Engel Christoph, Fischer Christine
Institute for Medical Informatics, Statistics and Epidemiology, University of Leipzig, Germany.
Institute of Human Genetics, University of Heidelberg, Germany.
Breast Care (Basel). 2015 Feb;10(1):7-12. doi: 10.1159/000376600.
BRCA1/2 mutation carriers have a considerably increased risk to develop breast and ovarian cancer. The personalized clinical management of carriers and other at-risk individuals depends on precise knowledge of the cancer risks. In this report, we give an overview of the present literature on empirical cancer risks, and we describe risk prediction models that are currently used for individual risk assessment in clinical practice. Cancer risks show large variability between studies. Breast cancer risks are at 40-87% for BRCA1 mutation carriers and 18-88% for BRCA2 mutation carriers. For ovarian cancer, the risk estimates are in the range of 22-65% for BRCA1 and 10-35% for BRCA2. The contralateral breast cancer risk is high (10-year risk after first cancer 27% for BRCA1 and 19% for BRCA2). Risk prediction models have been proposed to provide more individualized risk prediction, using additional knowledge on family history, mode of inheritance of major genes, and other genetic and non-genetic risk factors. User-friendly software tools have been developed that serve as basis for decision-making in family counseling units. In conclusion, further assessment of cancer risks and model validation is needed, ideally based on prospective cohort studies. To obtain such data, clinical management of carriers and other at-risk individuals should always be accompanied by standardized scientific documentation.

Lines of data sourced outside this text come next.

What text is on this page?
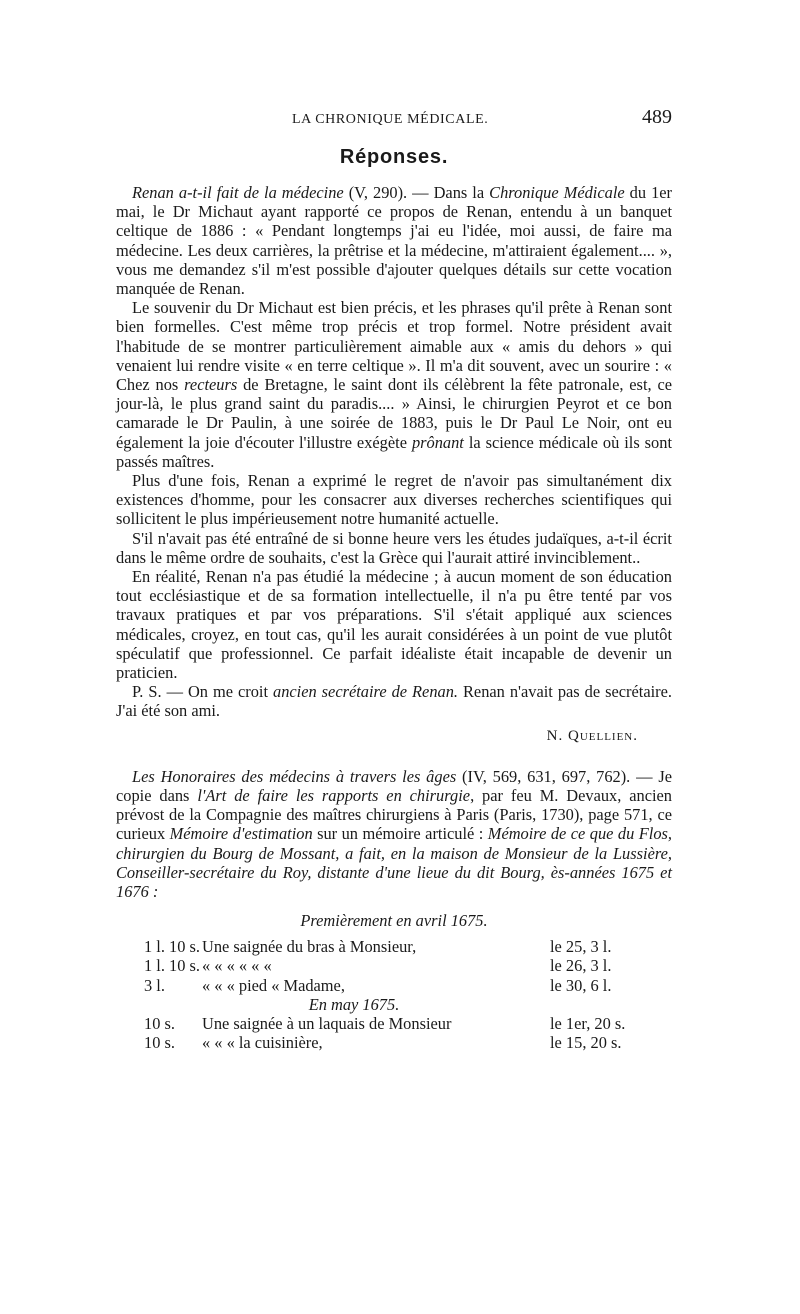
LA CHRONIQUE MÉDICALE.	489
Réponses.

Renan a-t-il fait de la médecine (V, 290). — Dans la Chronique Médicale du 1er mai, le Dr Michaut ayant rapporté ce propos de Renan, entendu à un banquet celtique de 1886 : « Pendant longtemps j'ai eu l'idée, moi aussi, de faire ma médecine. Les deux carrières, la prêtrise et la médecine, m'attiraient également.... », vous me demandez s'il m'est possible d'ajouter quelques détails sur cette vocation manquée de Renan.

Le souvenir du Dr Michaut est bien précis, et les phrases qu'il prête à Renan sont bien formelles. C'est même trop précis et trop formel. Notre président avait l'habitude de se montrer particulièrement aimable aux « amis du dehors » qui venaient lui rendre visite « en terre celtique ». Il m'a dit souvent, avec un sourire : « Chez nos recteurs de Bretagne, le saint dont ils célèbrent la fête patronale, est, ce jour-là, le plus grand saint du paradis.... » Ainsi, le chirurgien Peyrot et ce bon camarade le Dr Paulin, à une soirée de 1883, puis le Dr Paul Le Noir, ont eu également la joie d'écouter l'illustre exégète prônant la science médicale où ils sont passés maîtres.

Plus d'une fois, Renan a exprimé le regret de n'avoir pas simultanément dix existences d'homme, pour les consacrer aux diverses recherches scientifiques qui sollicitent le plus impérieusement notre humanité actuelle.

S'il n'avait pas été entraîné de si bonne heure vers les études judaïques, a-t-il écrit dans le même ordre de souhaits, c'est la Grèce qui l'aurait attiré invinciblement..

En réalité, Renan n'a pas étudié la médecine ; à aucun moment de son éducation tout ecclésiastique et de sa formation intellectuelle, il n'a pu être tenté par vos travaux pratiques et par vos préparations. S'il s'était appliqué aux sciences médicales, croyez, en tout cas, qu'il les aurait considérées à un point de vue plutôt spéculatif que professionnel. Ce parfait idéaliste était incapable de devenir un praticien.

P. S. — On me croit ancien secrétaire de Renan. Renan n'avait pas de secrétaire. J'ai été son ami.

N. Quellien.

Les Honoraires des médecins à travers les âges (IV, 569, 631, 697, 762). — Je copie dans l'Art de faire les rapports en chirurgie, par feu M. Devaux, ancien prévost de la Compagnie des maîtres chirurgiens à Paris (Paris, 1730), page 571, ce curieux Mémoire d'estimation sur un mémoire articulé : Mémoire de ce que du Flos, chirurgien du Bourg de Mossant, a fait, en la maison de Monsieur de la Lussière, Conseiller-secrétaire du Roy, distante d'une lieue du dit Bourg, ès-années 1675 et 1676 :

Premièrement en avril 1675.
1 l. 10 s. Une saignée du bras à Monsieur,	le 25, 3 l.
1 l. 10 s. « « « « « «	le 26, 3 l.
3 l.	« « « pied « Madame,	le 30, 6 l.
En may 1675.
10 s.	Une saignée à un laquais de Monsieur	le 1er, 20 s.
10 s.	« « « la cuisinière,	le 15, 20 s.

BRCA1/2基因的突变携带者患乳腺癌和卵巢癌的风险显著增加。对携带者及其他高危个体进行个性化临床管理,依赖于对癌症风险的精确了解。在本报告中,我们概述了目前有关经验性癌症风险的文献,并描述了当前在临床实践中用于个体风险评估的风险预测模型。不同研究之间的癌症风险差异很大。BRCA1突变携带者患乳腺癌的风险为40%-87%,BRCA2突变携带者为18%-88%。对于卵巢癌,BRCA1的风险估计在22%-65%之间,BRCA2为10%-35%。对侧乳腺癌的风险很高(首次患癌后10年风险,BRCA1为27%,BRCA2为19%)。人们提出了风险预测模型,利用家族史、主要基因的遗传模式以及其他遗传和非遗传风险因素等更多知识,提供更个性化的风险预测。已经开发出用户友好的软件工具,作为家庭咨询单位决策的依据。总之,需要进一步评估癌症风险并进行模型验证,理想情况下基于前瞻性队列研究。为了获得此类数据,对携带者及其他高危个体的临床管理应始终伴有标准化的科学记录。